Selon Nancy Watzman, Google est un outil extrêmement puissant pour toute enquête en période électorale – si l’on prend en compte la façon dont le moteur de recherche et les personnes sur lesquelles nous enquêtons ont tendance à penser, et qu’on n’abandonne pas quand l’investigation prend du temps à porter ses fruits.
- Gérer les attentes des électeurs
Les journalistes d’investigation se doivent non seulement d’établir qui est responsable d’actes répréhensibles lors d’élections, mais aussi d’établir la légitimité des élections. Cela peut passer par des visualisations – avec d’excellents outils en sources ouvertes comme Flourish – pour contrer les fausses informations de fraude, favoriser la collaboration entre rédactions et expliquer aux électeurs ce qui est normal en matière de retards et d’erreurs dans le décompte des voix. Les experts recommandent également aux médias d’expliquer les objectifs de leurs enquêtes afin de lutter contre toute méfiance à l’égard du travail des journalistes dans des pays politiquement polarisés. Lynn Walsh, directrice adjointe de Trusting News, suggère aux journalistes d’intégrer des encadrés « Pourquoi/Comment nous avons mené notre enquête » dans chaque reportage en période électorale, voire de publier des vidéos dans lesquelles les journalistes expliquent leur démarche à la première personne.
Étude de cas : Comment l’outil UA/Pub (et la cupidité) peuvent révéler les discours de haine cachés et les réseaux de propagande
Le chercheur en ligne Craig Silverman a fait avancer la cause des élections justes en publiant son manuel de vérification complet et en informant de nombreux groupes de journalistes sur l’utilisation des nouveaux outils numériques, des États-Unis aux Philippines. Compte tenu de la menace mondiale posée par des sites Web suspects qui diffusent des thèses complotistes comme des messages de haine, une technique utilisée par Craig Silverman – connue sous le nom de « méthode UA/Pub » – mérite son propre traitement approfondi.
Cette technique présente deux avantages. Premièrement, malgré son code apparemment complexe, il ne nécessite en réalité aucune compétence avancée. Deuxièmement, elle se nourrit de l’avidité qui motive de nombreux acteurs de mauvaise foi en période électorale.
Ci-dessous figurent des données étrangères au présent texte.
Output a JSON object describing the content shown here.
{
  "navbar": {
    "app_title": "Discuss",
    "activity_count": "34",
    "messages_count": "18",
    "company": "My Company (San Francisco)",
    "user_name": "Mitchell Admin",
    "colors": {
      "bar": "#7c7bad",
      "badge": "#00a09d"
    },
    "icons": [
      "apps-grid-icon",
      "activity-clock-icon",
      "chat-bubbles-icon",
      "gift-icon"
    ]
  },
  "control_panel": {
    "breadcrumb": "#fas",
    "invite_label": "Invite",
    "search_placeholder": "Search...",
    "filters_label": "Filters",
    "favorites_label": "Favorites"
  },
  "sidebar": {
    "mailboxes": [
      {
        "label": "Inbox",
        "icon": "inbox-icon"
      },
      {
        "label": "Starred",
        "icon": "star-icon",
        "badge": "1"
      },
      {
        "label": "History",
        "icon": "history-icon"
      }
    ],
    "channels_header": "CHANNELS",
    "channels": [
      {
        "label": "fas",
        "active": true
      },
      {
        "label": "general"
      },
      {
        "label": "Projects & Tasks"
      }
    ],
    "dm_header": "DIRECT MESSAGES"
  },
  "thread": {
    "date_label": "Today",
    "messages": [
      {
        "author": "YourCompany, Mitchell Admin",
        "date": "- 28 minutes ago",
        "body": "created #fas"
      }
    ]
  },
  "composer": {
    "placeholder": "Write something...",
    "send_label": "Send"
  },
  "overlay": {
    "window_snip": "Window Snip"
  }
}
Il existe de nombreuses raisons pour lesquelles des personnalités liées à telle ou telle élection, qu’il s’agisse du personnel de campagne, des lobbyistes ou des donateurs, pourraient vouloir cacher leurs liens avec certains sites web. Par exemple, ces sites pourraient contenir des discours de haine et de la désinformation, ou encore être en lien de manière illicite avec des puissances étrangères.
Sont-ils prêts à sacrifier l’identifiant de ces sites Web pour rester cachés ? Oui, et nombreux sont ceux qui paramètrent leur site de telle manière à supprimer leur nom. Mais sont-ils également prêts à sacrifier les revenus publicitaires générés par ces sites ? Probablement pas, raisonne Craig Silverman, ce qui permet aux journalistes d’investigation de traquer les personnes derrière des sites Web toxiques liés aux élections.
Comment fonctionne l’outil UA/Pub
- Les personnes derrière des millions de sites Web se sont inscrites au service gratuit Google AdSense, qui remplit ensuite automatiquement leurs sites avec des annonces. Pour recevoir des revenus de ces annonces, le propriétaire du site Web doit ajouter une chaîne de code AdSense unique au code source de son site, qui commence toujours par « Pub-« .
- Des millions de propriétaires de sites se sont également inscrits au service gratuit Google Analytics, qui leur montre la taille et l’origine de leur public. Pour recevoir ces données, ils doivent également ajouter un code simple et unique à tous les sites qu’ils contrôlent. Ce code commence toujours par « UA-« .
- Surtout, les propriétaires de sites utilisent généralement les mêmes balises d’identification, afin que Google sache à qui envoyer l’argent et les données générées.
- Les journalistes peuvent trouver les balises d’identification Pub ou UA dans le code source de n’importe quel site Web (voir les étapes ci-dessous) et les coller dans l’un des trois outils gratuits — BuiltWith , SpyOnWeb ou DNSlytics — et voir rapidement tous les autres sites qui utilisent les mêmes balises. L’étude des réseaux ainsi révélés peut mettre en lumière les individus qui se cachent derrière ces sites électoraux.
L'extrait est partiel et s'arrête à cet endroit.